Eveha, principale société privée française d'archéologie préventive, a annoncé lundi avoir déposé une plainte pour "prise illégale d'intérêts" contre l'Inrap, opérateur public historique, qu'elle accuse d'être à la fois client et payeur sur ce marché très spécifique.

La plainte d'Eveha (250 employés, 12% du marché), dont le siège est à Limoges, a été déposée auprès du TGI de Paris. Avec quelque 2.000 collaborateurs et 50% de parts de marché, l'Institut national de recherches archéologiques préventives (Inrap), "acteur dominant du secteur de l'archéologie préventive, est par ailleurs le gestionnaire du FNAP (fonds national pour l’archéologie préventive) et assure le paiement des sommes auprès des aménageurs", explique l'avocat d'Eveha, Eric Declety.

"L'Inrap se trouve souvent être la fois le client et le payeur de l'aménageur. Il peut donc être amené à se payer lui-même sans qu'il soit procédé à une vérification du prix", s'insurge Julien Denis, directeur scientifique et co-fondateur de Eveha, pour qui la situation "peut également générer une distorsion de concurrence vis-à-vis des autres opérateurs qui auraient été susceptibles de réaliser la fouille".

Pour Me Declety, "la société Évhea, concurrente de l'Inrap sur le marché des fouilles, a subi d’importants préjudices en conséquence des faits délictueux qui ont été commis par l'Inrap". La société a été placée en redressement judiciaire par le tribunal de commerce de Limoges début novembre 2017 et dénonce depuis des mois un monopole de fait de l'Inrap et de son autorité de tutelle, le ministère de la Culture.

Daniel Guérin, directeur général délégué de l'Inrap, a déclaré à l'AFP n'avoir pas encore pris connaissance de l'intégralité de la plainte.

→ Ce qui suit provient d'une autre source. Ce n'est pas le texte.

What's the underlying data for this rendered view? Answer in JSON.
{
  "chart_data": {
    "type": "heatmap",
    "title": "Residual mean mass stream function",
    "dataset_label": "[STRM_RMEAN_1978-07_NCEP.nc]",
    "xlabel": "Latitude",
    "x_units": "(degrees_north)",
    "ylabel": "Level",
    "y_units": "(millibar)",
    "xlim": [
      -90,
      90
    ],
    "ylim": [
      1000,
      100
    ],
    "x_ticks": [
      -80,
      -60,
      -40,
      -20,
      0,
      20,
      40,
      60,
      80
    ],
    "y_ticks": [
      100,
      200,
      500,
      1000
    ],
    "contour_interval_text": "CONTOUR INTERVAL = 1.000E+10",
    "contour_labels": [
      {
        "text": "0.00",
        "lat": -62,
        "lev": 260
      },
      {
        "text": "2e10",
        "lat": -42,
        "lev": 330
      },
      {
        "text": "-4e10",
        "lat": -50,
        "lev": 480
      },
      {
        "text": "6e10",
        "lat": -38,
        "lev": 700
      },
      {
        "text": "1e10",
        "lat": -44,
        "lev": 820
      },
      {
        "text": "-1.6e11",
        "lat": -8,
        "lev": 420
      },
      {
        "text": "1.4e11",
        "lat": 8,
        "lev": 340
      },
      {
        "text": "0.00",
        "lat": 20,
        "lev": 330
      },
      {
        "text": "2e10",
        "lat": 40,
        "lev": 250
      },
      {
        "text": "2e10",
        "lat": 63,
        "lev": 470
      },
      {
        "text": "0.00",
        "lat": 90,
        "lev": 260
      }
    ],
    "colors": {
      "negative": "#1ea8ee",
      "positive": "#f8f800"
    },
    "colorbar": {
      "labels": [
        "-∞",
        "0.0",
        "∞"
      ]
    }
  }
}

Une plainte selon lui "folklorique sur le plan juridique puisque si l'Inrap délivre des ordres de paiement au niveau du FNAP, c'est l'Etat qui prend les décisions d'attribution des fonds."

M. Guérin estime "qu'une fois de plus le co-fondateur d’Éveha cherche à rendre l’opérateur public responsable de ses choix économiques et de son modèle qui, reposant sur le dumping des prix, s’est heurté aux limites du marché". L'Inrap a l'intention de son côté de déposer plainte "pour dénonciation calomnieuse", a-t-il ajouté.

"Les plaintes à répétition d'Eveha sont un écran de fumée pour tenter de masquer sa mauvaise gestion", a renchérie Dominique Garcia, le président de l'Inrap, qui s'inquiète de voir "l'archéologie préventive affaiblie" par ces polémiques.

Opérateur historique, l'Inrap a été créé par l’Etat en 2001 en même temps que ce dernier instituait l’obligation de diagnostics et, si nécessaire de fouilles, sur tout aménagement (construction de parkings, routes, supermarchés, etc.) dans une zone sensible sur le plan archéologique.

Dès l’origine le statut hybride de l'Institut lui a permis d’héberger une double activité: d'un côté les diagnostics préventifs, sur lesquels il garde le monopole et qui sont subventionnés par les pouvoirs publics, de l'autre les fouilles proprement dites, ouvertes au privé et donc soumises à concurrence depuis 2003.

A l’automne 2015 avec les sociétés Hades, Mosaïque Archéologie et Paléotime, Evéha avait saisi l’Autorité de la concurrence afin de démontrer que la porosité existant entre ses deux activités laissait à l’Inrap la possibilité de vendre ses prestations soumises à concurrence en dessous des prix, en compensant ses pertes par des subventions publiques, entraînant un dérèglement du marché.

En juin 2017, l'Autorité a reconnu "un risque de subventions croisées" pouvant aboutir à "des prix prédateurs ou produire des effets d'éviction". Elle avait par conséquent demandé à l'Inrap une séparation comptable entre ses missions de service public et ses activités concurrentielles, ce à quoi l'Institut s'était engagé.

La plainte d'Eveha est soutenue par le Syndicat national des professionnels de l'archéologie (SNPA).